TYRELL Well, I guess in that case I'd bring a friend.

HILLARY Oh, that's a good one.

TYRELL Yeah, so I'd have someone to talk to, and someone who could help me out.


(A few minutes later. TYRELL'S MOM comes in)

HILLARY Tyrell was saying for this one that he'd bring a friend. I thought that was a really good answer. You know, so you'd have some help.

TYRELL Yeah. And then, if I got hungry, I could eat him.



what we had and what we lost

I wasn't really planning on writing about Jordan Davis. Because it's not like my opinion differs from thousands of others (death --> bad --> injustice), and anyone who has ever met me, or read anything I've ever written, could probably have guessed my stance. Besides, while I do hit that sweet spot of being both famous and widely beloved,* I don't have quite the following necessary to inspire a mass peace 'n' justice movement. Maybe next year.

But then, in a Florida Times-Union article about the case, I came across the following line:

“We all wanted to live lavish,” [Davis' friend Floyd] Haynes said. “We all wanted to be successful. We all wanted to be successful, not rich, but powerful, like music as it moves through you.” 

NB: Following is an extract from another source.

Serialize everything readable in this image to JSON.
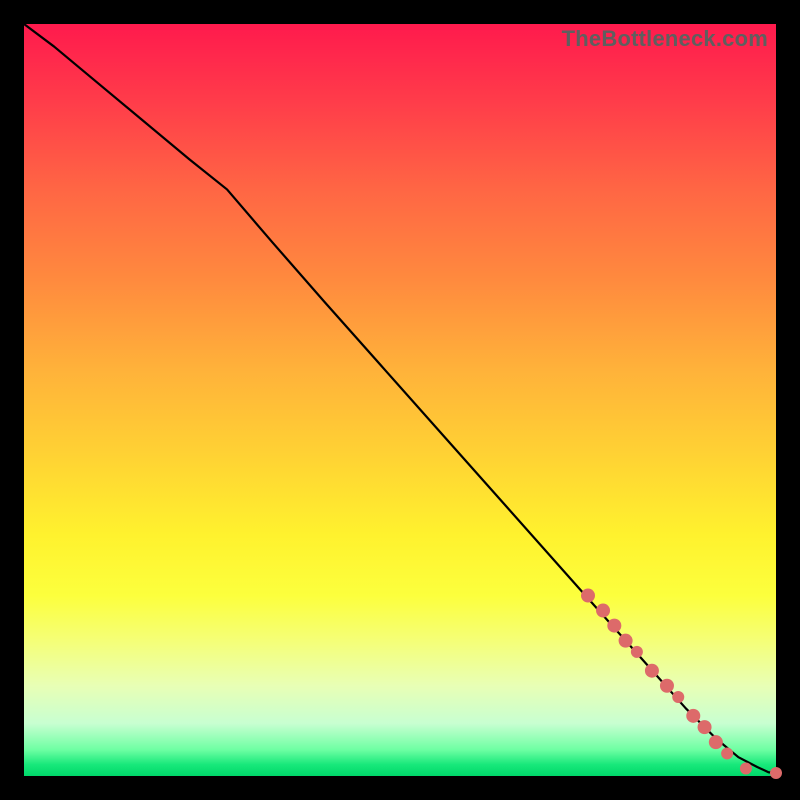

This is a description that stopped me in my (reading) tracks - I actually went back and read through it again to make sure I understood it. It's a throwaway line in a regional newspaper on a case that still isn't receiving the attention that it should, and it comes from a seventeen-year-old. It's amazing - a perfect description of power and desire and teenage aspiration. And its speaker was a friend and a peer of this boy who got shot, a person who, by luck and by chance, still happens to be alive.

I was talking to a teacher the other day and we were complaining about how the great flaw in educator memoirs is that it fails to capture how funny and brilliant and alive children, in particular, can be. We get so caught up in the narrative of long hours and poverty and solitude that we forget to notice the rest. I know a sixth grader who, on paper, is a low-income minority at a public school who can't pronounce his Rs and reads at the level of an eight-year-old. He is also, and this is not an exaggeration, one of the smartest people I've ever met; his metaphors are boundless, he has a knack for teaching others that some adults I know could learn from, and his ability to improvise a story is unparalleled. He has an imaginary acquaintance named Baby D. The other day, we had the following exchange:

MISS EASON [Student], I know you were running out there. Baby D told me.

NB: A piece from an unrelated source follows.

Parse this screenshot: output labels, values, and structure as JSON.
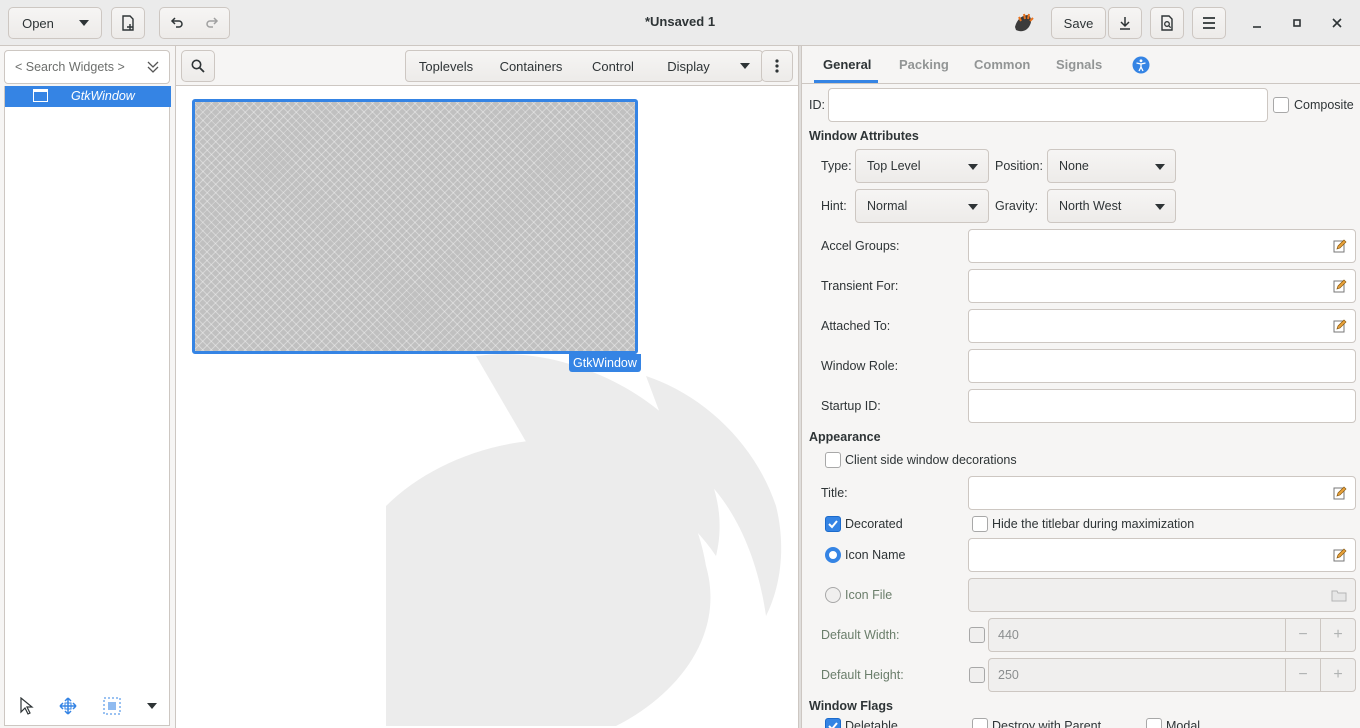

STUDENT (looks me straight in the eye) You are a fibber. Because yesterday I sat on Baby D, and now he's in the hospital.

I have known this kid for about three months, and even with that short period of time, I can tell you that my life is better - more entertaining, more colorful, grander - for having known him. And he's just one example; over the course of my (varied) career, I've known literally thousands of children, and I could give you ten more descriptions of ten equally amazing students right now off the top of my head. We're so accustomed to focusing on the struggle that we ignore the fact that these students have just as much capacity for magic as any other human. Which is why, issues of injustice aside, it physically hurts me to think that these are the children who will grow up to be targets, that the only thing that separates them from the fate of Trayvon Martin or Jordan Davis or a hundred other unnamed victims is luck.

And this is what I wish we would talk about more, aside from the obvious issues of light and darkness: the fact that when someone - particularly a young person like Jordan Davis - dies, our world is dimmer. Naomi Shihab Nye says that "(a) man leaves the world/and the streets he lived on/grow a little bit shorter." We have no idea what or whom Jordan Davis could have become. We have no idea what words he could have spoken. Because the streets he would have walked on are shorter now.

Instead, we have the words of someone much like him, whose survival seems at this point to almost be a fluke, and the words of some girl who happened to read about it. So I guess that's why I changed my mind about writing this. Not because my own words are so eloquent or so deserved, but, because I am alive, I can at least use them to call attention to the ones we don't have anymore.